L’antibiorésistance est un problème majeur de Santé Publique, avec des conséquences à la fois cliniques et économiques. En 2019, six agents pathogènes dont Escherichia coli, Klebsiella pneumoniae et Acinetobacter baumannii étaient chacun responsables de plus de 250 000 décès associés à la résistance aux antibiotiques. Cette résistance ne cesse d’augmenter et il est devenu urgent de trouver des alternatives thérapeutiques aux antibiotiques. Dans ce contexte, la phagothérapie (ou traitement des infections par des bactériophages (phages)) représente une stratégie innovante et prometteuse. La spécificité d’action des phages, qui ciblent une seule espèce bactérienne, voire même seulement quelques souches au sein d’une espèce, fait de la phagothérapie un outil de médecine de précision (thérapie personnalisée) mais nécessite d’avoir identifié le phage actif contre la bactérie responsable de l’infection. Par conséquent, cette phagothérapie personnalisée nécessite :
– des banques de phages qui serviront de matériaux de départ pour pré-produire des lots de phages
– des outils pour identifier rapidement les phages qui sont les plus efficaces contre la souche ciblée
– de s’assurer de la stabilité de ces phages.

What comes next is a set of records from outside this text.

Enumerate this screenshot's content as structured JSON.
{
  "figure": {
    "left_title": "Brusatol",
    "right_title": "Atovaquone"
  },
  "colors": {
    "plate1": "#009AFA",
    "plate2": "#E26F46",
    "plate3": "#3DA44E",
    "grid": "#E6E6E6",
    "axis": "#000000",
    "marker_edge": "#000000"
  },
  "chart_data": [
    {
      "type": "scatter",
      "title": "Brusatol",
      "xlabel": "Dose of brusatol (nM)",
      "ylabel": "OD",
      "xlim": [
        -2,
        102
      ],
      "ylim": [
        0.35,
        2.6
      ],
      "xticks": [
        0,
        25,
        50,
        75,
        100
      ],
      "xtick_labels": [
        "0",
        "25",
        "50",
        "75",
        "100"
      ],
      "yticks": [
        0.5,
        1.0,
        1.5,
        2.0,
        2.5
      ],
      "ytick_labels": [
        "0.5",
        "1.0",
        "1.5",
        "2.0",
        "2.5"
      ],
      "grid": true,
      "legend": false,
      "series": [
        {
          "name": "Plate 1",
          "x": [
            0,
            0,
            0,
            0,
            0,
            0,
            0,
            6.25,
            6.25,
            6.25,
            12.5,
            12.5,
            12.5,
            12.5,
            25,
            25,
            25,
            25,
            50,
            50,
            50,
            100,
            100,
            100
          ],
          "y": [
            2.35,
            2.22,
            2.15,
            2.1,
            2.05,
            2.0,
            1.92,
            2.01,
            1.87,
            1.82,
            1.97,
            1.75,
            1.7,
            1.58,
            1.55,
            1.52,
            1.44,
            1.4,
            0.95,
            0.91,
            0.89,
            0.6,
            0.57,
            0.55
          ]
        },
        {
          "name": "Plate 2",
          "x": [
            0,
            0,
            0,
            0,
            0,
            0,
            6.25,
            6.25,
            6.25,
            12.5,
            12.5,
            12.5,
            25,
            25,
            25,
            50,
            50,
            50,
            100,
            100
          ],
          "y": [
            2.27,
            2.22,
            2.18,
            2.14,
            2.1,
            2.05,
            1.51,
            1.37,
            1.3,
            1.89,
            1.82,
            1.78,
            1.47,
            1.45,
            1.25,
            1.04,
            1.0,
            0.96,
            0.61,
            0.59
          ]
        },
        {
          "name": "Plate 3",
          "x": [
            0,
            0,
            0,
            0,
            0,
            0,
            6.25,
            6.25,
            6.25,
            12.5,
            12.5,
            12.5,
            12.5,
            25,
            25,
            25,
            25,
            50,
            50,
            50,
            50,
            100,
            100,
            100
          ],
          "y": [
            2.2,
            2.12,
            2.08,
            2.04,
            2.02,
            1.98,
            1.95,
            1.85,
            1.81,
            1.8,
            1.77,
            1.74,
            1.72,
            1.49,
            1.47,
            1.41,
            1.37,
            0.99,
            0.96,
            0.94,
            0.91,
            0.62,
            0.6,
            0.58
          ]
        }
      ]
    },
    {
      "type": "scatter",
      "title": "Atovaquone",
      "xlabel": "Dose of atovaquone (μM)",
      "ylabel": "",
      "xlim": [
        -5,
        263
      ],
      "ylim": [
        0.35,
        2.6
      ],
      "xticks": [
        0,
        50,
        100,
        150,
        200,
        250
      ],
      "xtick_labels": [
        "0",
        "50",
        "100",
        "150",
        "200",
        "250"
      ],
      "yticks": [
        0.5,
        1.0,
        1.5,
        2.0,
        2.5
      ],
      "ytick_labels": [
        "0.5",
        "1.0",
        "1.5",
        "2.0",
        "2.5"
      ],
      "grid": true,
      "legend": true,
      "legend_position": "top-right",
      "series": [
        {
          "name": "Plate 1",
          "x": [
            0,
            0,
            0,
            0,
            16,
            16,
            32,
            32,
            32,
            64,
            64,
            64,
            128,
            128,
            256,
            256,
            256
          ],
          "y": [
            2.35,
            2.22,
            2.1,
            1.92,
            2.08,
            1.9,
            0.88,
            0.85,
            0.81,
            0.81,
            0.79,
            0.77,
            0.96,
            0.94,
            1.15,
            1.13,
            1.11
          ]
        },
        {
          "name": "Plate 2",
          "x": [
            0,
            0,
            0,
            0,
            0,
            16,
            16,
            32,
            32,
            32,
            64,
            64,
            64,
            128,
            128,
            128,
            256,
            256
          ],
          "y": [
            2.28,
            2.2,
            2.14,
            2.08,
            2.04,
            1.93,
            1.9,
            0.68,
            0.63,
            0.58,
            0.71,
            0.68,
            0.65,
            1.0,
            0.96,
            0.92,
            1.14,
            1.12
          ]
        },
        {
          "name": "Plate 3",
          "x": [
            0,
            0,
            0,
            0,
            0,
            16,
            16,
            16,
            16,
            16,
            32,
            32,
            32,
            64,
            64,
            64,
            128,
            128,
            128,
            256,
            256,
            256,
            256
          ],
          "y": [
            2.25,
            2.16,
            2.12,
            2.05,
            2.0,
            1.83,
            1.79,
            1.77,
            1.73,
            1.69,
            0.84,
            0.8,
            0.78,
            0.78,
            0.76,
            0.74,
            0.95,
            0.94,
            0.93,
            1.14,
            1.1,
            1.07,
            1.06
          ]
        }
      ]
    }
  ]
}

Le projet PARADIGM vise à développer des outils innovants et à établir un processus opérationnel standardisé pour une infrastructure (Phagocenter) qui fournira un accès rapide aux matériaux de départ pour la production de médicaments de phagothérapie (PTMP) ciblant les bactéries à Gram négatif multi-résistants. Cette initiative, conduite par l’Assistance Publique-Hôpitaux de Paris (APHP), réunit des équipes de recherche de l’Institut Pasteur (IP), de l’Université Paris Cité (UPC), de Sorbonne Université (SU) et du Commissariat à l’Energie Atomique (CEA), pour développer en France une phagothérapie personnalisée contre les pathogènes E. coli, K. pneumoniae et A. baumannii multirésistants aux antibiotiques.
L’objectif principal de ce projet est de créer une biobanque nationale de phages et de concevoir des outils in silico et optiques de pointe, pour accélerer l’analyse des phagogrammes (ou tests de sensiblilité des bactéries aux phages). Cette biobanque et ces outils seront utilisés par une nouvelle infrastructure de l’APHP dédiée à la phagothérapie (Phagocenter), permettant ainsi de valider des cocktails de phages sur mesure pour une thérapie personnalisée.
Pour atteindre ces objectifs, le projet PARADIGM mettra en oeuvre :
1. une biobanque nationale pour les cellules hôtes bactériennes et les lots de semences de phages,
2. un flux de travail accéléré pour évaluer la sensibilité des bactéries aux phages de la banque combinant un phagogramme in silico et des prototypes de systèmes innovants pour l’imagerie rapide de la lyse induite par les phages
3. des méthodes optiques pour contrôler la stabilité des suspensions de phages dans les biobanques
4. l’étude de produits chimiques biocompatibles pour augmenter la durée de conservation des PTMP.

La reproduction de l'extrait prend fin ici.